Che, ojo que ir a lo de Beby y Chulo es ilegal ahora, me dice Fran mi hermano con la esquinita derecha del labio levemente erguida.

Uy, es verdad. ¿Te imaginás que nos meten presos por cruzar el jardín?

Adrenalina pura”.

Nos reímos un rato de lo absurdo de todo esto mientras tomamos un mate cada uno en la galería. En la mesa hay chipás Blancaflor y alcohol en gel.

Mis abuelos y mis viejos son vecinos desde que nací. Lo de Beby y Chulo – desde hace seis meses Lo de Chulo aunque el nombre siempre fue y va a ser compuesto – se conecta con la parte de atrás de nuestro jardín. Una vez que pasás el cerco, justo antes de la pileta, doblás a la izquierda y a los pocos metros ya estás en terreno de ellos.

En estos días de virus y encierro esta conexión me llama la atención como nunca antes. Así como el salir a la calle o tomar una birra con amigos, algo tan normal de pronto dejó de serlo. Así, de golpe. Que loco haber tenido toda mi infancia un jardín conectado, una entrada secreta hacia la casa de mis abuelos.

Al fondo del jardín, una maraña de hojas verdes de distintas variedades forman un pasillo, de aproximadamente cuatro metros de largo, donde de chiquitos jugábamos a estar perdidos en la selva.
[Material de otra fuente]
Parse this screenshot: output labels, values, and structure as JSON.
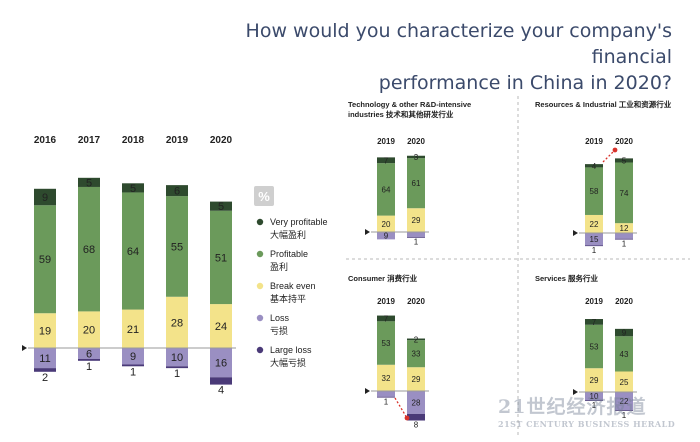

Adentro, en el cuarto de Beby y Chulo hay un ropero a través del cual podías pasar sin ser visto a la habitación de los nietos.

Pienso en esto y veo muchos pedacitos de magia que en su momento no supe ver. Una escenografía pícara para una infancia que por lo demás siempre fue normal. Aunque en realidad la palabra normal ya perdió todo sentido. No se para que la uso. Más ahora, donde lo normal pasó a ser estar todo el día adentro y la mitad del tiempo con un jabón en la mano. Que locura. Que locura. No puedo parar de pensarlo y de decirlo.

Hoy rompí la ley y salí de casa. Chulo sonrió al verme.